Santana vitimiza-se. Em 2004, faz o discurso da criança na incubadora e avança para uma campanha eleitoral em que teve “Menino Guerreiro” como a sua banda sonora. Em 2017, continua sem perdoar e até ameaça responder em livro.

Será ainda Jorge Sampaio a dar posse, em março de 2005, a José Sócrates, que nesse conquistou a primeira e até agora única maioria absoluta do PS. Passado um ano sai do Palácio de Belém, dando lugar ao anterior derrotado Cavaco Silva.

Continua pela vida política ainda que com outro tipo de intervenção. Como todos os ex-Presidentes é conselheiro de Estado e tem um gabinete próprio ao seu dispor, que passa a usar para uma nova fase intervenção cívica, agora com pendor internacional: em 2006, como enviado especial do secretário-geral das Nações Unidas para a Luta contra a Tuberculose, e, em 2007, como alto representante para a Aliança das Civilizações.

A luta por oportunidades para estudantes sírios que se esforçou por trazer para Portugal foi a sua batalha dos últimos anos, que agora queria replicar para estudantes afegãs.

A sua última intervenção foi um apelo à solidariedade feito a 26 de agosto, depois do regresso dos talibãs ao poder no Afeganistão.

Sampaio na Renascença “A Três dimensões”

Em 2007, Jorge Sampaio manteve um programa na Renascença com D. José Policarpo e Francisco Pinto Balsemão.
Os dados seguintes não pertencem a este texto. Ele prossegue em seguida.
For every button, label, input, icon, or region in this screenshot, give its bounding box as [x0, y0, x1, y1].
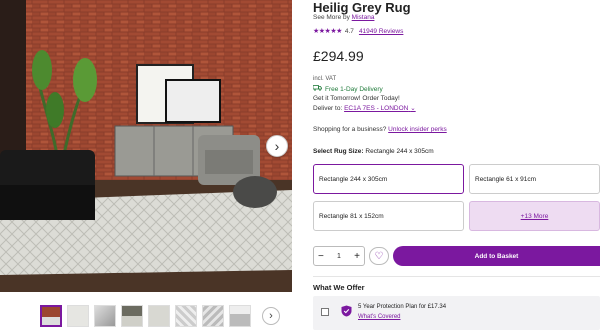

Um espaço de informação com a visão destas três personalidades sobre as grandes questões da sociedade, do país e do mundo, num debate moderado pelo diretor de informação da Renascença, da altura, Francisco Sarsfield Cabral.

O debate mensal "A Três Dimensões" centrava-se em questões de fundo, onde nem sempre os temas da atualidade foram o centro da discussão.

O primeiro debate entre Jorge Sampaio, D. José Policarpo e Pinto Balsemão foi emitido em janeiro de 2007 e centrou-se na discussão sobre os aspetos positivos e negativos da globalização.

Na altura, Jorge Sampaio defendeu a reestruturação urgente das organizações internacionais, referindo que existe uma deficiente adequação do quadro jurídico às necessidades que se colocam pela globalização, numa posição defendida também por D. José Policarpo e Pinto Balsemão.